I find a correlation between the destruction and murder by Varg and others with the January 6 rioters. That is to say, without wanting to sound like I'm downplaying what happened, it all seems to me to be cosplay gone to insane extremes. Did Varg and Euronymous really believe they were going to stage a war on Christianity? It's utterly ludicrous. I'm ultimately not certain what any of them truly believed, I can only read their bluster. A point made by one band member was, why burn down these beautiful, historic buildings? (He follows that with an especially racist comment, which I won't repeat.) Likewise, did these January 6 rioters really believe they could overthrow the workings of the United States federal government? That also resulted in people's deaths. It's amazing what people will let themselves believe sometimes, though I should never assume that I can't also at times be led to believe something beyond logic. I'd like to think I'm level headed and reasonably skeptical enough not to fall for ideas that are patently ridiculous. 

And what of the record? What of Euronymous' desire to make the most evil music possible? Well, it comes off as a bit conventional to my ears. Metal, like Electronica as a category, seems to have splintered into many dozens of descriptive sub-genres. I can't be entirely certain I'm using the right name, but Mayhem at this time sound like a bit of early speed metal with a certain hardcore punk rock flavor. That latter is due to the short song structures and decided lack of guitar solos. Somewhere in the book I think there's mention of them being fans of Dead Kennedys, in addition to bands you'd expect like Venom and Bathory. 

Weirdly, the opening of the record is a Conrad Schnitzler electronic piece, "Silvester Anfang". I don't know why or what the circumstances were. 
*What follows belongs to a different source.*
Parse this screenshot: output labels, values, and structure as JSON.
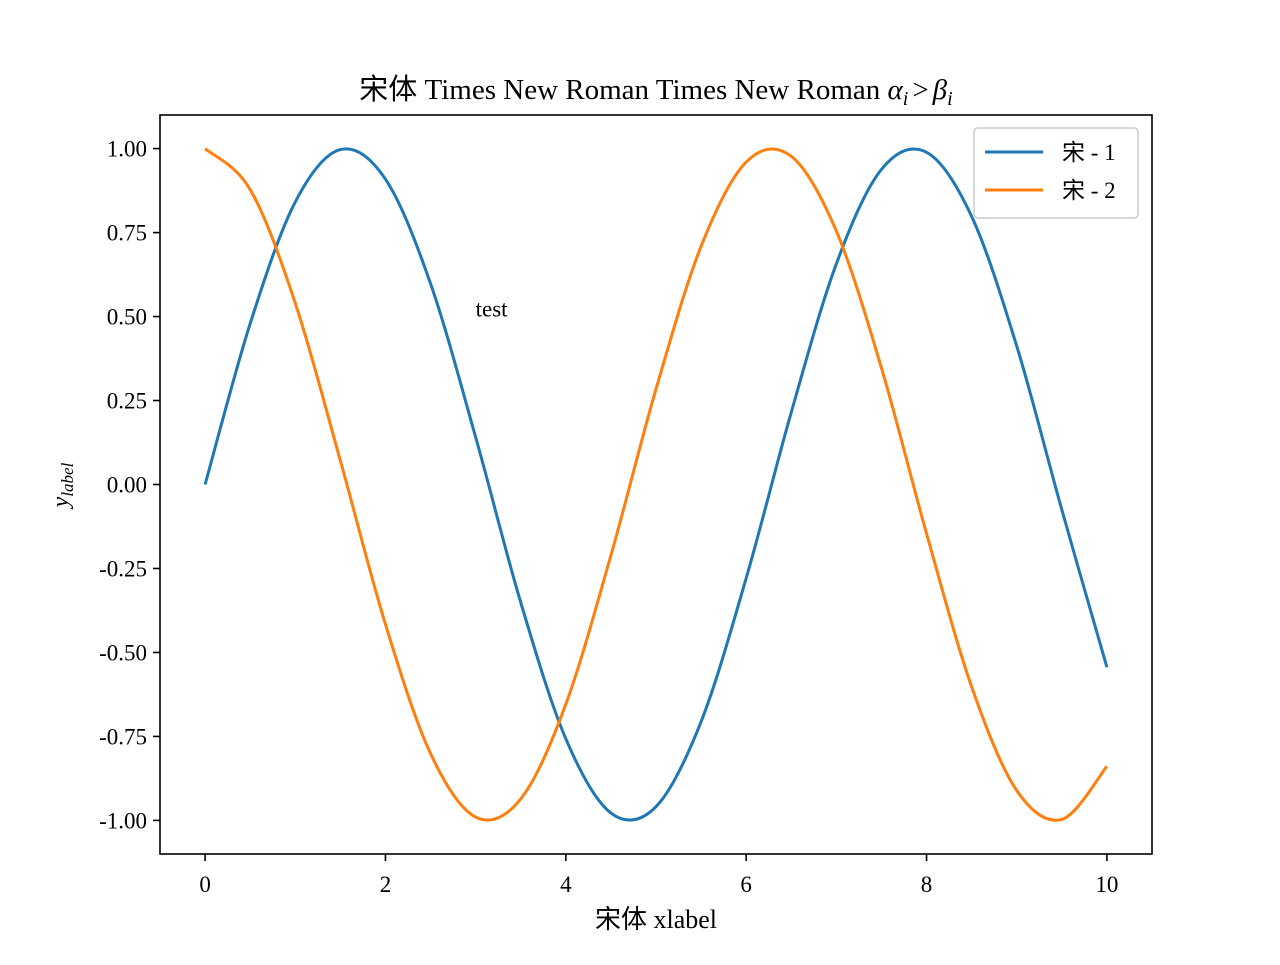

I can't help but get a laugh out of the band lineup and desciptions: Maniac on gutpuking, Euronymous on deathsaw, Manheim on hellhammers (later replaced by a guy with the stage name Hellhammer), Messiah on iron lungs (for the recording session), and funniest of all, Necro Butcher on 4-string crushfuck. Yeah, all right. The band went through a great number of personnel changes in its brief Euronymous period. This was all before Count Grishnackh came and went on bass, to form his own recording project Burzum, and of course the vocalist Dead. Dead's suicide is a major component to the scene's story. 

An original copy of this record in its first pressing (Posercorpse Records) has fetched over $5300 on Discogs.com, and even the 1993 Deathlike Silence Productions reissue has sold for nearly $1000. I imagine Thurston Moore has one of those pressings, who is a notably record collector who I've seen wearing Mayhem swag on more than one occasion. 


*Regarding the Lord of Chaos film: it was largely panned. I didn't hate it but I had the same opinion of it as My Friend Dahmer, which was based on a graphic novel I also read. The parts of each movie I liked the best were when the narrative stayed closest to what I understand the facts of the story to be. That is, when the story was clearly more fictionalized, I liked it less. I understand that it's a feature film and shouldn't be mistaken for a documentary-style depiction of events. Fictionalized elements are going to happen for the sake of a feature film. Nonetheless, grim as they both may be, the true stories in both cases are really interesting and maybe don't need much dramatic embellishment.